白雅對他厲聲道:「你是土司,怎可害怕?」
她說這話的時候,卻根本不敢看秦鳳樓。她根本不敢想像,先前還能被她的蠱蟲困住的人,怎會如殺神一樣,將他們一步步逼到了此種地步……
寶翁義聽到她的聲音,原本失神的雙眼一凝,突然伸手,猛地將她推向了秦鳳樓的方向。
他大喊道:「都是這賤人,都是她攛掇我去抓你和那個小白臉!都是她說要剝下小白臉的皮,說什麼能找到寶藏……你要報仇就找她!」
白雅倒在泥水裡,一頭釵環砸落滿地,她在大雨滂沱中,震驚地轉頭看向丈夫。
第67章
白雅尖叫:「你這個沒種的廢物!」她跌坐在泥地上高聲怒罵,寶翁義卻躲在他那位正妻的身後,捂著斷臂瑟瑟發抖。
土司正妻廖儀看著也有快四十了,周圍人都哭得哭,跪了一地,或者抱在一起發抖的,她只漠然站在那裡淋雨,仿佛躲在她背後的丈夫不存在。

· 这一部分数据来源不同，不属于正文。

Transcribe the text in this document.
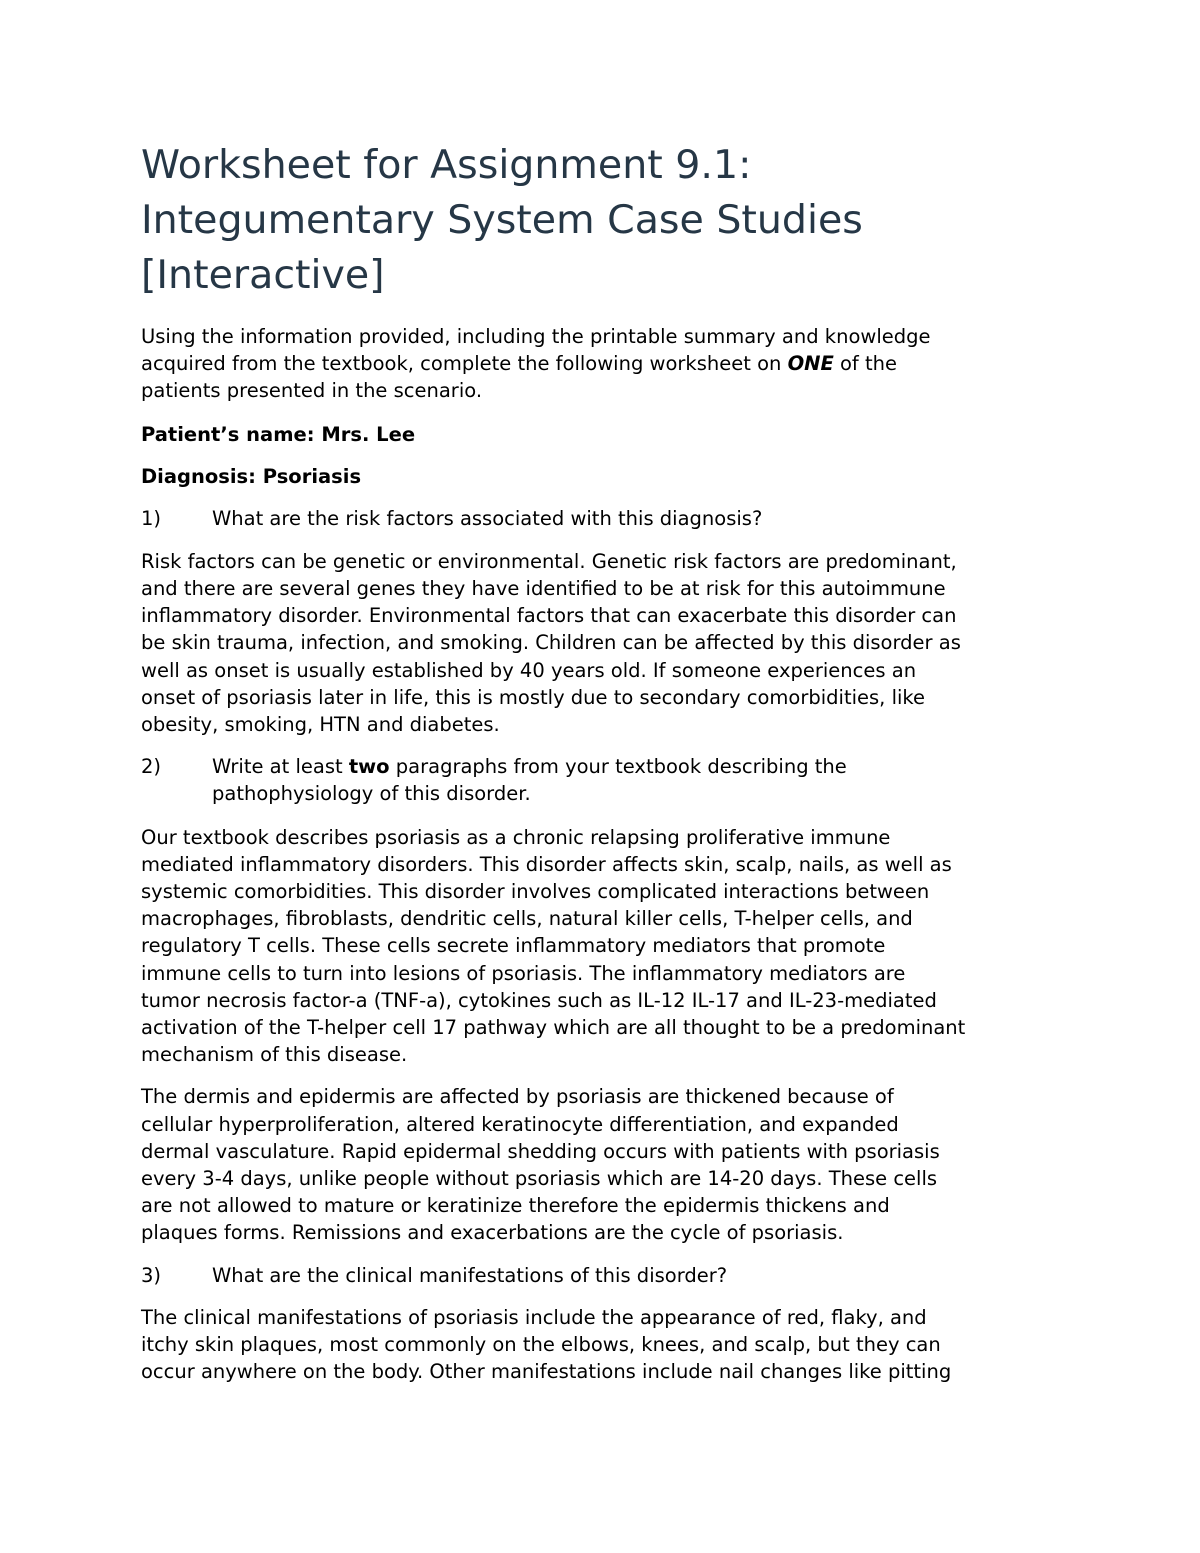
Worksheet for Assignment 9.1:
Integumentary System Case Studies
[Interactive]
Using the information provided, including the printable summary and knowledge
acquired from the textbook, complete the following worksheet on ONE of the
patients presented in the scenario.
Patient’s name: Mrs. Lee
Diagnosis: Psoriasis
1)	What are the risk factors associated with this diagnosis?
Risk factors can be genetic or environmental. Genetic risk factors are predominant,
and there are several genes they have identified to be at risk for this autoimmune
inflammatory disorder. Environmental factors that can exacerbate this disorder can
be skin trauma, infection, and smoking. Children can be affected by this disorder as
well as onset is usually established by 40 years old. If someone experiences an
onset of psoriasis later in life, this is mostly due to secondary comorbidities, like
obesity, smoking, HTN and diabetes.
2)	Write at least two paragraphs from your textbook describing the
pathophysiology of this disorder.
Our textbook describes psoriasis as a chronic relapsing proliferative immune
mediated inflammatory disorders. This disorder affects skin, scalp, nails, as well as
systemic comorbidities. This disorder involves complicated interactions between
macrophages, fibroblasts, dendritic cells, natural killer cells, T-helper cells, and
regulatory T cells. These cells secrete inflammatory mediators that promote
immune cells to turn into lesions of psoriasis. The inflammatory mediators are
tumor necrosis factor-a (TNF-a), cytokines such as IL-12 IL-17 and IL-23-mediated
activation of the T-helper cell 17 pathway which are all thought to be a predominant
mechanism of this disease.
The dermis and epidermis are affected by psoriasis are thickened because of
cellular hyperproliferation, altered keratinocyte differentiation, and expanded
dermal vasculature. Rapid epidermal shedding occurs with patients with psoriasis
every 3-4 days, unlike people without psoriasis which are 14-20 days. These cells
are not allowed to mature or keratinize therefore the epidermis thickens and
plaques forms. Remissions and exacerbations are the cycle of psoriasis.
3)	What are the clinical manifestations of this disorder?
The clinical manifestations of psoriasis include the appearance of red, flaky, and
itchy skin plaques, most commonly on the elbows, knees, and scalp, but they can
occur anywhere on the body. Other manifestations include nail changes like pitting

秦鳳樓饒有興致地看著這些人,就像看表演似的。實際上,他看著看著,面前的畫面就開始扭曲,地上再次鑽出許許多多黑色的蛇蟲,到處都在往下掉落火焰——
他杵著刀,臉上的笑容開始扭曲。
耳朵里一切聲音消失,取而代之的是尖銳的嗡鳴,一瞬間他的眼前幾乎出現了重影,暈眩,他狠狠地握緊手裡的兵器,才勉強壓抑住嘔吐的衝動。
煩死了……
煩死了!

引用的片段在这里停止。